Taxonomies and Ontologies Transforming Knowledge Management
The first is by standardizing the terminology and accompanying business concepts found in these metadata descriptions. The second is by making them machine-readable, so they can enhance deployments of language models for addressing this problem. For Musen’s application, language models can automate the metadata descriptions of research projects and potentially rewrite existing descriptions that adhere to the standards Musen mentioned. The former would make significant headway in solving the data annotation challenge; the latter could possibly eradicate it altogether.
The Foundation of Knowledge Management
Granted, there are emergent applications of taxonomies and ontologies applicable to KM, many of which are predicated on exploiting the utility of language models. However, the relationship between these two constructs and KM is long-standing and predates today’s preoccupation with GenAI. Even in the biomedical field, some of the most frequently recurring uses of taxonomies and ontologies have nothing to do with generative models or even scientific research. As Musen noted, ontologies endowed with taxonomies are the basis for medical billing systems, “which are required to clarify what was done to someone in the healthcare system. And that’s an example in which an ontology is used thousands of times every hour.”
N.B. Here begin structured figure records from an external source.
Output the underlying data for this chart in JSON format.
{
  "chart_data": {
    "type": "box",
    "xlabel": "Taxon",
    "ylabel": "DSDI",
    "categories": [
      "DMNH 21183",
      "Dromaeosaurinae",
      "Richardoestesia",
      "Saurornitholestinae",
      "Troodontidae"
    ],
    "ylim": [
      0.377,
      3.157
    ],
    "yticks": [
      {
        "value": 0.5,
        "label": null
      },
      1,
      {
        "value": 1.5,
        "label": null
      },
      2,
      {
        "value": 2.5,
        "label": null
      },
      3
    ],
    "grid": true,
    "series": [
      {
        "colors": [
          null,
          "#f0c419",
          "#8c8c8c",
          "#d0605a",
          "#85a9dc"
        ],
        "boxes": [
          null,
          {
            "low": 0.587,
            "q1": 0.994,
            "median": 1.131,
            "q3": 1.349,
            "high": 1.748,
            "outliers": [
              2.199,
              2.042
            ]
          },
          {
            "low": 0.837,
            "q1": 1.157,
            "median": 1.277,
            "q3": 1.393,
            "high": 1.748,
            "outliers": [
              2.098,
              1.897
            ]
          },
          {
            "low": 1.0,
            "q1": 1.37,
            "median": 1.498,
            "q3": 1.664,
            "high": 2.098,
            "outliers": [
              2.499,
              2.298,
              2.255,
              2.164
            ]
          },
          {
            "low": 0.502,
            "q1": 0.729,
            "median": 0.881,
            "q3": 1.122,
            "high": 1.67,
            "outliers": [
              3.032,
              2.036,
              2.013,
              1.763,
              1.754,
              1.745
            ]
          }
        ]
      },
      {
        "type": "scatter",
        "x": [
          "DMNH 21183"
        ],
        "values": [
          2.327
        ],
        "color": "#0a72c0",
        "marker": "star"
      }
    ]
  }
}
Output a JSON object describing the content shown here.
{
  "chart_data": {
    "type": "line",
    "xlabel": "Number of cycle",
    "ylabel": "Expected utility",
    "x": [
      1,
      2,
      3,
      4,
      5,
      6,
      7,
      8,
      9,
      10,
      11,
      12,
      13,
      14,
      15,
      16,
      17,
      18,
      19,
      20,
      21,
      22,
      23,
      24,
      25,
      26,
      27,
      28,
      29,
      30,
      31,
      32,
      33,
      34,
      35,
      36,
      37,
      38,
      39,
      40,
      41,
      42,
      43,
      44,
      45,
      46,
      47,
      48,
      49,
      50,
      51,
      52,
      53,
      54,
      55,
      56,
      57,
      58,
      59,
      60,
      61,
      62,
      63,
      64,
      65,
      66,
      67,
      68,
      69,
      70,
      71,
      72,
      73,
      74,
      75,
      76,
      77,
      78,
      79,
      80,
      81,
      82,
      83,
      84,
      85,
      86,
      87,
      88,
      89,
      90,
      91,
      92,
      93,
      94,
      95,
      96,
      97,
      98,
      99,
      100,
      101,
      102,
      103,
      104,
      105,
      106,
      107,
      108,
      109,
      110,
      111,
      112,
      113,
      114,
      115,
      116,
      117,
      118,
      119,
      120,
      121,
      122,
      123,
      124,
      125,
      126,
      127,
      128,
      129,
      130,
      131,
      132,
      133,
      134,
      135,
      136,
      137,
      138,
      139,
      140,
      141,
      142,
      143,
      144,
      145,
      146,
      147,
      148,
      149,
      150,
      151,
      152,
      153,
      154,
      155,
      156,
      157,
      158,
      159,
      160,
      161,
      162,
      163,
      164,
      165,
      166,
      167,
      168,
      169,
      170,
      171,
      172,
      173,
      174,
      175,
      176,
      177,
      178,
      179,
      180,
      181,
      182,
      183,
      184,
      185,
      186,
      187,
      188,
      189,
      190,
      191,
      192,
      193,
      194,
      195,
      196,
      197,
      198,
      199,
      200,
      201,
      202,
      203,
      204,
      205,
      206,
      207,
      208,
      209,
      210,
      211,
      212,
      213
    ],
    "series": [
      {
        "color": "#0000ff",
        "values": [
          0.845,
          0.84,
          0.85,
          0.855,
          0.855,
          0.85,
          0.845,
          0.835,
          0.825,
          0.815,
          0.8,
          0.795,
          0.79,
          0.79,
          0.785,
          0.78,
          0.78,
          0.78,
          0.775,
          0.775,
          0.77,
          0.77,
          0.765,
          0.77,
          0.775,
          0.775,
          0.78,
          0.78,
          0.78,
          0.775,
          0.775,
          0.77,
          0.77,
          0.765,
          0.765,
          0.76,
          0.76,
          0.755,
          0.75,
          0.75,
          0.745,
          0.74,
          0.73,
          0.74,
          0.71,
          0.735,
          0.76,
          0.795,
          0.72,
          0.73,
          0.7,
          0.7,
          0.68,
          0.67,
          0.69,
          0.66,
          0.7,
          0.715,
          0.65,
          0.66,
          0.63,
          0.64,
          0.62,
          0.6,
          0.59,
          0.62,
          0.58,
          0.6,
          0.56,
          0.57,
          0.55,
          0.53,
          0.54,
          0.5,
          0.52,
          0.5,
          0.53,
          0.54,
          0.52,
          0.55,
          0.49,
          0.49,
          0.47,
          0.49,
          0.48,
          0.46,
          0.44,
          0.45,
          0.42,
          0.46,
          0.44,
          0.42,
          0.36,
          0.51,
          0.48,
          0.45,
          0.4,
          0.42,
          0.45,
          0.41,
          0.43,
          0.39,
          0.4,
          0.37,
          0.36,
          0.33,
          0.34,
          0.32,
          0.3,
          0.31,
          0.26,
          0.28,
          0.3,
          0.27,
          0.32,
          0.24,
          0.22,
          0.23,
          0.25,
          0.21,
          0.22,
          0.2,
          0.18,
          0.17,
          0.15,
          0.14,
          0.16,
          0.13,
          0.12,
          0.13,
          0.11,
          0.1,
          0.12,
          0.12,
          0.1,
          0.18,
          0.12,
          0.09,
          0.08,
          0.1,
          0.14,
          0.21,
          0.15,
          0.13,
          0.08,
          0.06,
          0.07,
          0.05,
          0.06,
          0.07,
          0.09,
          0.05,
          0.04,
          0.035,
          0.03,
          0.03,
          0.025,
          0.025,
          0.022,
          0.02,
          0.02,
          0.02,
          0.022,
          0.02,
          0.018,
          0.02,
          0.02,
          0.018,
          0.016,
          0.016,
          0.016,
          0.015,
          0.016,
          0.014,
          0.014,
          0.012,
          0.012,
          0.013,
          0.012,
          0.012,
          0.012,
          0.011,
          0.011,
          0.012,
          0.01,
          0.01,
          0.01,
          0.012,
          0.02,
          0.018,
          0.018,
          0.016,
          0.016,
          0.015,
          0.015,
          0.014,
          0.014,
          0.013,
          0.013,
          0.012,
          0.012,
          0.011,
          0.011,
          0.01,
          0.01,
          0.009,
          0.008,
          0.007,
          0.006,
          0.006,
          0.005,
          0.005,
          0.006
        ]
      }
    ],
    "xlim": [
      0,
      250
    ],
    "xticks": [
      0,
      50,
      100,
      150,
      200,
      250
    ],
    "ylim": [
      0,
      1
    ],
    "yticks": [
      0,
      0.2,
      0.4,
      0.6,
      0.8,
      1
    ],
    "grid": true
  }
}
The overarching importance of taxonomies and ontologies, however, is that the machine-readable ones supported in standards-based environments can be connected to other knowledge via semantic graph frameworks. As such, they provide a KM blueprint that will almost surely endure, notwithstanding any future gains made by machine learning. “Knowledge graphs give us the opportunity to link those experimental findings with general knowledge,” Musen stipulated. “We can take the results of our experiments and use ontologies to describe them in precise and clear terms and link those results to generate a knowledge graph about conditions we’re studying and the problems we’re trying to investigate.”
The long history of KM’s reliance on taxonomies and ontologies is adding new, transformative possibilities as practitioners explore technological developments with AI.